The bit between 4:10 and 5:50 sounds eerily familiar if you replace "zazen" or the like with "smoking cigarettes" and "Kent State University" with "the older boys behind the garages" :)
I happened upon your page because of a friend. I’ll look deeper in another moment. Thank you for the inspiration, fellow earthling. Keep wandering. Stay free. 🙏🌀🦊
It's such a paradox. I went on this path because I was seeking a deeper understanding of this universe and my existence. Though the knowledge I seek will only come once I stop seeking.
The last part sounds like Heideggerian "pre-coursing decisiveness" (´vorlaufende Entschlossenheit´), which works by anticipating upcoming events, yet (if one is epistemo-ontologically attentive, that is) conscious of the fact that anticipation as one basic "mode of temporalizing" (´Modus des Zeitens´) almost never will be totally congruent -- at best, approximatevily "overlapping" (via constants) -- with what comes up, by "realizing itself to myself, in the way..." (Husserl), yet hoping (´verhoffen´), while "walking towards a star" (Heidegger: "Auf einen Stern zugehen", Husserl talks of the "horizon", and the "horizonal structure of consciousness, Bloch of the "principle of hope", religions unfold diverse soteriologies, also primarily as "horizons", and so forth). Buddhism somehow promises the absolute (绝对, operationalizable, e.g., as Schelling´s trying to transcend the basic subject-object divide) solution of this human dilemma (´human´, because we are much more conscious of time, since our forebears opened the box of Pandora, so to say, than most other life-forms on earth). Eihei Dôgen Kigen ("eternally in peace, hoping for the source of the Way"), on his part, unfolded in "Uji" (Being-Time, Having-Time, Sometimes) an especially zen-ish scenario. However, there is also "doubt mass", and one may critically ask: "Does it work?"
You are already that which you seek, it's the egoic mind that is in the way and feels it needs to look for it. The egoic mind is like a prism, it can never be the light it refracts, though it loves to think it can.

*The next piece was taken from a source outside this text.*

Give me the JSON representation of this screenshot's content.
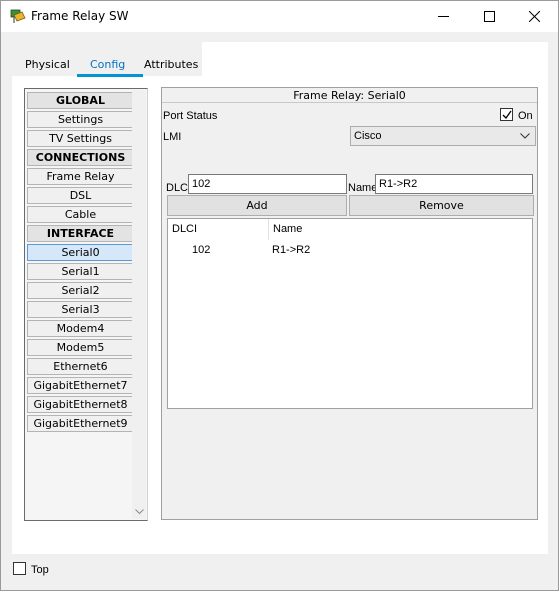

I literally read Sawaki Roshi every day … and that man … intuitive connection for me. On a divergent note, it’s the Soto Zen Centers that seem to be so restrictive. Totally understood it in 2020 and 2021, but not 2022. COVID is not over, but things are much better and can be done more safely. The Center near me wants people to do Sesshin in N95 masks. Didn’t appeal to me before. Doesn’t now. Just stay home! 😂
I just spent a month in Europe doing talks and sesshins with groups without masks and without any requirements for vaccinations. Everyone was fine. All that stuff that centers in the US are doing is just fake "compassion" purely for show. They do it because these Zen centers are largely supported by donations from retired wealthy donors who listen to way too much NPR, CNN, and MSNBC and demand such "safety measures" even though they rarely set foot in the centers. It's an ugly reminder of where the priorities of these Zen centers really lie.
How I Stopped Wanting Spiritual Experiences??? There is only ONE alternative to spiritual experience...and that's material experience. Thats easy...every being is having a material experience, even reptiles and slugs. Buddhism is a way upstream requiring aspiration and effort...not downstream.

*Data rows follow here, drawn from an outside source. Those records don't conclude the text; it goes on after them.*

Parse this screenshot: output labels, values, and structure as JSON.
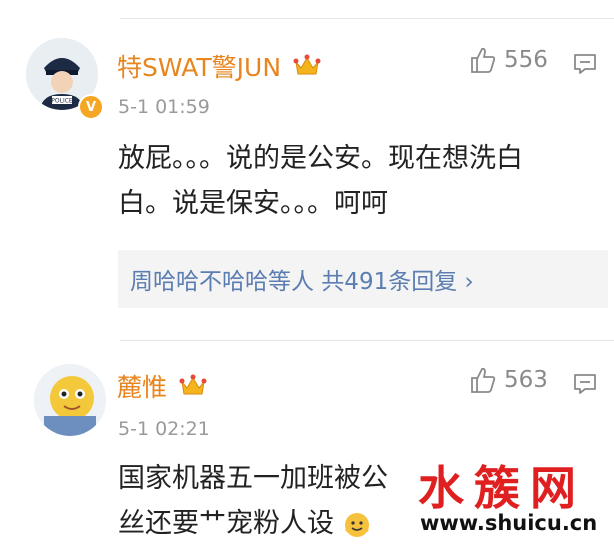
{
  "comments": [
    {
      "username": "特SWAT警JUN",
      "time": "5-1 01:59",
      "likes": "556",
      "verified": "V",
      "body_lines": [
        "放屁。。。说的是公安。现在想洗白",
        "白。说是保安。。。呵呵"
      ],
      "replies_text": "周哈哈不哈哈等人 共491条回复 ›"
    },
    {
      "username": "麓惟",
      "time": "5-1 02:21",
      "likes": "563",
      "body_lines": [
        "国家机器五一加班被公",
        "丝还要艹宠粉人设"
      ]
    }
  ],
  "avatar_label": "POLICE",
  "watermark": {
    "chinese": "水簇网",
    "url": "www.shuicu.cn"
  },
  "colors": {
    "username": "#e8851f",
    "link": "#5b7db1",
    "watermark": "#e02020"
  },
  "icons": [
    "thumbs-up-icon",
    "reply-icon",
    "crown-icon",
    "verified-badge"
  ]
}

"Parallax Sangha #3, Owen Cox - A reflective note for dialectic..." argued for Hegel´s more dialectic approach, which tries to overcome the common dichotomy of "material versus spiritual". Seems even more Dao-Zen to me, just saying.
@@gunterappoldt3037 "to overcome the common dichotomy of "material versus spiritual" The founder of Buddhism did not try to overcome this dualism...but some of the later Mahayana schools did through the miracle of panentheism.